Lord of war, d’andrew Nicoll, sortie 04/01/2006

 

Ou comment le cynisme aura raison du Monde

 

Yuri Orlov (Nicolas Cage), immigré ukrainien, avec l’aide de son jeune frère (Jared Leto) qu’il manipule autant que sa femme, monte sa fortune en devenant le plus gros marchand d’armes du monde. Il pactise ainsi avec tous les plus grands chefs d’Etats, et fournit à lui seul les ¾ des armements nécessaires à quelques uns des plus importants conflits du moment, tout en échappant méticuleusement à Interpol, ayant dépêché son agent le plus acharné et intègre, Jack Valentine (Ethan Hawke).
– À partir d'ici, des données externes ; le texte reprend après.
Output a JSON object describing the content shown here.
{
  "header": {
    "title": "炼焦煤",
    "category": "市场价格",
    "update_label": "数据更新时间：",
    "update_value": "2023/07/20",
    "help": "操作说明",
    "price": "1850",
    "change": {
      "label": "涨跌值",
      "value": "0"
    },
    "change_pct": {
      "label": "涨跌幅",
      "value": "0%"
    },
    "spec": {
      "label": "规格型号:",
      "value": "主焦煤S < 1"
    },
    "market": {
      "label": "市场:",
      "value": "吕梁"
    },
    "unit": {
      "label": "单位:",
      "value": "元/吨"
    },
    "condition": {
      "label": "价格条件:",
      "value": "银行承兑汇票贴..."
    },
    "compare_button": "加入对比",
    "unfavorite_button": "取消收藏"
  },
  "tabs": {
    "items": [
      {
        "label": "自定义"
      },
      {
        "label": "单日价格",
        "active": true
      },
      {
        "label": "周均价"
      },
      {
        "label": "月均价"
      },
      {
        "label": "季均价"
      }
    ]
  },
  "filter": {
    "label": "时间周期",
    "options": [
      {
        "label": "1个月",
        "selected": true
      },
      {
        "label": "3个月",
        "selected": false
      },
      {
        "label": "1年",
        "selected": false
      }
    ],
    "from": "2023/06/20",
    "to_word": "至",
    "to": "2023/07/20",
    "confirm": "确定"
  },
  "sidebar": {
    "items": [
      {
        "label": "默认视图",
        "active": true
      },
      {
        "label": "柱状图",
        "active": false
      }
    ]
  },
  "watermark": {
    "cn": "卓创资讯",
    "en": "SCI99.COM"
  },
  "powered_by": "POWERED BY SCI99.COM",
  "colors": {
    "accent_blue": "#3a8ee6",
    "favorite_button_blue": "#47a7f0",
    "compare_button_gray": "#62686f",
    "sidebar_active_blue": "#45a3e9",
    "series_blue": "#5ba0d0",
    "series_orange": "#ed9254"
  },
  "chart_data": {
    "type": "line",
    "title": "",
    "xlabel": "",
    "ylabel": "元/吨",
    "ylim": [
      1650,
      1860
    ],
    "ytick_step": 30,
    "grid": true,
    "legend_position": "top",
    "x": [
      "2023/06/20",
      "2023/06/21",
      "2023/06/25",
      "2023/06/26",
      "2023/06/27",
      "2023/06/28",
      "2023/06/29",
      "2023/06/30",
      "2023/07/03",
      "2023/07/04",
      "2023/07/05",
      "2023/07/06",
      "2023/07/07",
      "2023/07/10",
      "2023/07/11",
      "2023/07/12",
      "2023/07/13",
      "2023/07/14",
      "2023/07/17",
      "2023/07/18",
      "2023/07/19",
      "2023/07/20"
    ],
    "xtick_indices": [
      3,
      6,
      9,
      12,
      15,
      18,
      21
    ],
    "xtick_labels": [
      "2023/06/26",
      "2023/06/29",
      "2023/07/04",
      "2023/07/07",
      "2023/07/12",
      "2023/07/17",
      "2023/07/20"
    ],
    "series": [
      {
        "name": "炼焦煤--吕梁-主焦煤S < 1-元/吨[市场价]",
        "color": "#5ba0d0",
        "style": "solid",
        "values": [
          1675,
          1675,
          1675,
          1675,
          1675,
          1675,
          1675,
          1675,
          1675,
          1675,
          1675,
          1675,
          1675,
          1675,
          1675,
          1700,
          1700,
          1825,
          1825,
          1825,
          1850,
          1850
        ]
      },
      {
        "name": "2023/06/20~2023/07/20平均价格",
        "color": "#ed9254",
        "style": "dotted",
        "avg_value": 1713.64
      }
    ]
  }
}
Il nous offre ainsi, au gré de sa réussite croissante et de ses périples divers, sa vision pragmatique, cynique et blasée du chaos organisé et capitalisé auquel il contribue.

 

Impeccablement réalisé sans tomber dans les dérives du sur-stylisé, interprété intelligemment, sans pathos ni larmoiement, Lord of war nous affecte insidieusement et douloureusement en nous délivrant un message dépassionné, non moralisateur et désabusé, à l’image de son personnage principal, splendide et décadent, odieux mais parfaitement admirable pourtant dans sa constance et son brio : le monde tombe en ruines, les salauds sont rois, il faut s’abstenir de prendre parti pour survivre et intégrer parfaitement les rouages de cette insupportable machine, et être son alliée, pour pouvoir la supporter.

 

Le plus injuste étant encore que vous vous en tirerez haut la main. Mais combien de temps ?

 Catchlines :

 

-1 habitant sur 12 dans le monde est armé, la question étant…comment armer les 11 autres ?

 

- La première fois que vous vendez une arme, c’est comme la première fois en amour :                  vous n’y connaissez strictement rien, vous faites tout mal et avec précipitation et c’est     généralement beaucoup plus bref que ça n’aurait du l’être.

 

- Je ne vous dit pas d’aller en Enfer, car je sais que vous y êtes déjà.

 

- Il est normal de commencer une relation dans le mensonge et la trahison, ce qui se tient, quand on voit la façon dont généralement elle se termine.

 

- On dit généralement : «  le Mal triomphe quand le bien ne fait rien » alors qu’il faudrait juste dire : « le Mal triomphe. »

 

- La Kalachnikov A 47est une arme d’une facilité d’utilisation étonnante. Même un enfant pourrait s’en servir, et d’ailleurs, ils le font.